The 2010 edition of the Nationals bullpen is by far the best collection of arms that I have seen in my three-plus years covering the club.
With Clippard, Bruney, Bergmann, Walker, and Capps, you have five power arms. These guys can really "bring it."
Matt Capps has been clocked at 95; Bergmann threw 95 last year, but has topped out at "only" 94 so far this year; Walker is at 93-94, and can hit 95 when it humps up; Bruney has been consistently at 93-94; and Clippard hit 93 in New York with his fastball.
A pitcher doesn't have to be as fine with his pitches at those velocities. Capps, Bruney and Bergmann also feature excellent sliders, while Clippard, who has been the most impressive, throws a curveball that is as good as anyone in the National league - and the changeup that he features looks like it hesitates just as it gets to the plate! His K's are coming mainly on high fastballs. He is a "throwback" with his right over the top arm action. He throws straight downhill with a four-seam fastball that takes off when it is up in the strike zone.
Throwing strikes has been a sore spot in this organization for a long time. Believe me, Riggs and his staff emphasize that point all the time.
Yet it continues to be the pitching staff's number one problem. The bullpen has been no exception. Bruney (4 walks in 2.2 innings) Capps (5 walks in 4 innings and Batista (6 walks in 5.1 innings) have had a little problem with the strike zone. These men have all been closers at some point in their careers, so they know the importance of throwing strikes. It is encouraging that Clippard has only walked 2 in 6.1 innings, while Bergy and Tyler Walker haven't allowed a free pass.

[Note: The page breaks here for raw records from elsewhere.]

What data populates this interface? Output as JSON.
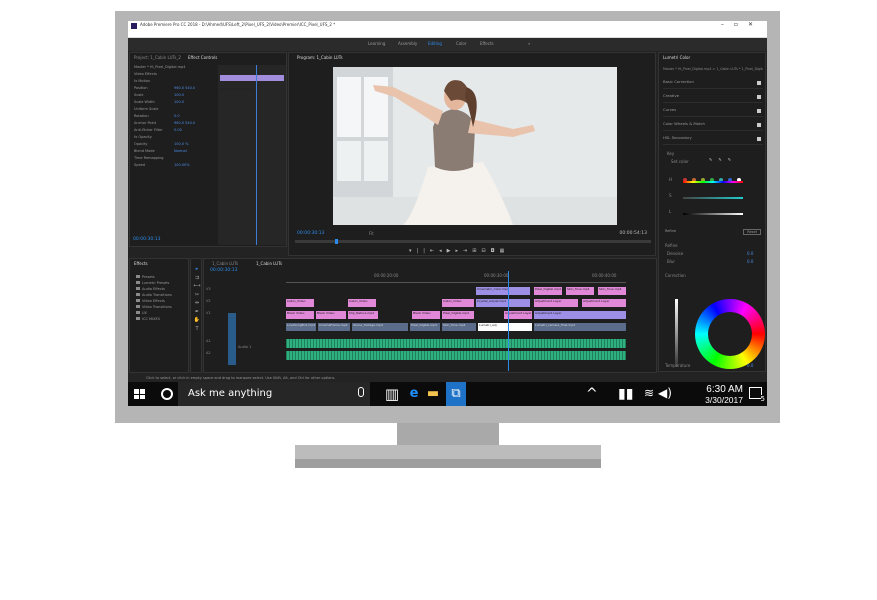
{
  "premiere": {
    "title": "Adobe Premiere Pro CC 2018 - D:\\Ahmed\\UFS\\Left_2\\Pixel_UFS_2\\Video\\Premier\\ICC_Pixel_UFS_2 *",
    "menu": [
      "File",
      "Edit",
      "Clip",
      "Sequence",
      "Markers",
      "Graphics",
      "Window",
      "Help"
    ],
    "workspaces": [
      "Learning",
      "Assembly",
      "Editing",
      "Color",
      "Effects"
    ],
    "active_workspace": "Editing",
    "effect_controls": {
      "tabs": [
        "Project: 1_Cabin LUTs_2",
        "Effect Controls"
      ],
      "source": "Master * Hi_Pixel_Digital.mp4",
      "sequence": "1_Cabin LUTs * 1_...",
      "clip_label": "Pixel_Digital_ICC.mp4",
      "rows": [
        {
          "label": "Video Effects",
          "value": ""
        },
        {
          "label": "fx Motion",
          "value": ""
        },
        {
          "label": "Position",
          "value": "960.0  540.0"
        },
        {
          "label": "Scale",
          "value": "100.0"
        },
        {
          "label": "Scale Width",
          "value": "100.0"
        },
        {
          "label": "Uniform Scale",
          "value": ""
        },
        {
          "label": "Rotation",
          "value": "0.0"
        },
        {
          "label": "Anchor Point",
          "value": "960.0  540.0"
        },
        {
          "label": "Anti-flicker Filter",
          "value": "0.00"
        },
        {
          "label": "fx Opacity",
          "value": ""
        },
        {
          "label": "Opacity",
          "value": "100.0 %"
        },
        {
          "label": "Blend Mode",
          "value": "Normal"
        },
        {
          "label": "Time Remapping",
          "value": ""
        },
        {
          "label": "Speed",
          "value": "100.00%"
        }
      ],
      "timecode": "00:00:30:13"
    },
    "program": {
      "tab": "Program: 1_Cabin LUTs",
      "timecode": "00:00:30:13",
      "fit": "Fit",
      "duration": "00:00:54:13"
    },
    "lumetri": {
      "tab": "Lumetri Color",
      "source": "Master * Hi_Pixel_Digital.mp4  >  1_Cabin LUTs * 1_Pixel_Digital",
      "sections": [
        "Basic Correction",
        "Creative",
        "Curves",
        "Color Wheels & Match",
        "HSL Secondary"
      ],
      "key_label": "Key",
      "set_color": "Set color",
      "hsl": [
        "H",
        "S",
        "L"
      ],
      "refine_label": "Refine",
      "denoise": "Denoise",
      "blur": "Blur",
      "correction": "Correction",
      "temperature": "Temperature",
      "color_reset": "Reset",
      "values": [
        "0.0",
        "0.0",
        "0.0"
      ]
    },
    "effects_panel": {
      "tab": "Effects",
      "items": [
        "Presets",
        "Lumetri Presets",
        "Audio Effects",
        "Audio Transitions",
        "Video Effects",
        "Video Transitions",
        "UX",
        "ICC MIXES"
      ]
    },
    "timeline": {
      "tabs": [
        "1_Cabin LUTs",
        "1_Cabin LUTs"
      ],
      "timecode": "00:00:30:13",
      "ruler": [
        "00:00:20:00",
        "00:00:30:00",
        "00:00:40:00"
      ],
      "tracks": [
        "V3",
        "V2",
        "V1",
        "A1",
        "A2"
      ],
      "track_audio_label": "Audio 1",
      "clips_v3": [
        "Cinematic_Color.mp4",
        "Pixel_Digital.mp4",
        "Skin_Tone.mp4",
        "Skin_Tone.mp4"
      ],
      "clips_v2": [
        "Cabin_Video",
        "Cabin_Video",
        "Cabin_Video",
        "Crystal_Adjust.mp4",
        "Adjustment Layer",
        "Adjustment Layer"
      ],
      "clips_v1": [
        "Black Video",
        "Black Video",
        "Clip_Nature.mp4",
        "Black Video",
        "Pixel_Digital.mp4",
        "Adjustment Layer",
        "Adjustment Layer"
      ],
      "clips_v0": [
        "LoveSongEnd.mp4",
        "CinemaFrame.mp4",
        "dance_footage.mp4",
        "Pixel_Digital.mp4",
        "Skin_Tone.mp4",
        "Lumetri_adj",
        "Lumetri_camera_final.mp4"
      ]
    },
    "status": "Click to select, or click in empty space and drag to marquee select. Use Shift, Alt, and Ctrl for other options."
  },
  "taskbar": {
    "search_placeholder": "Ask me anything",
    "time": "6:30 AM",
    "date": "3/30/2017",
    "notification_count": "5"
  }
}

Coming out of the pen on the left side are two solid arms that have excellent breaking balls and herky jerky motions that should give left-handed hitters fits. Jesse English has been used so far by Riggleman as a matchup guy. I like his sweeping breaking ball that sometimes seems to start behind the hitter. He has struggled with his control a little also, walking 3 hitters in 2.1 innings. This is his first appearance in the big leagues, so let's give him a little room to grow.
I have always liked Sean Burnett's arm. I saw him in Pittsburgh when he was a starter and he was nasty. He hurt his arm and has made it all the way back after surgery. He doesn't throw as hard as he once did, but the man knows how to pitch. His cross-firing delivery cannot be real comfortable to the left-handed hitters in the league.
All we have to do is get the Big Boys hitting (Dunn, Zimm, etc.) and I believe that the Boys in the Pen will hold them.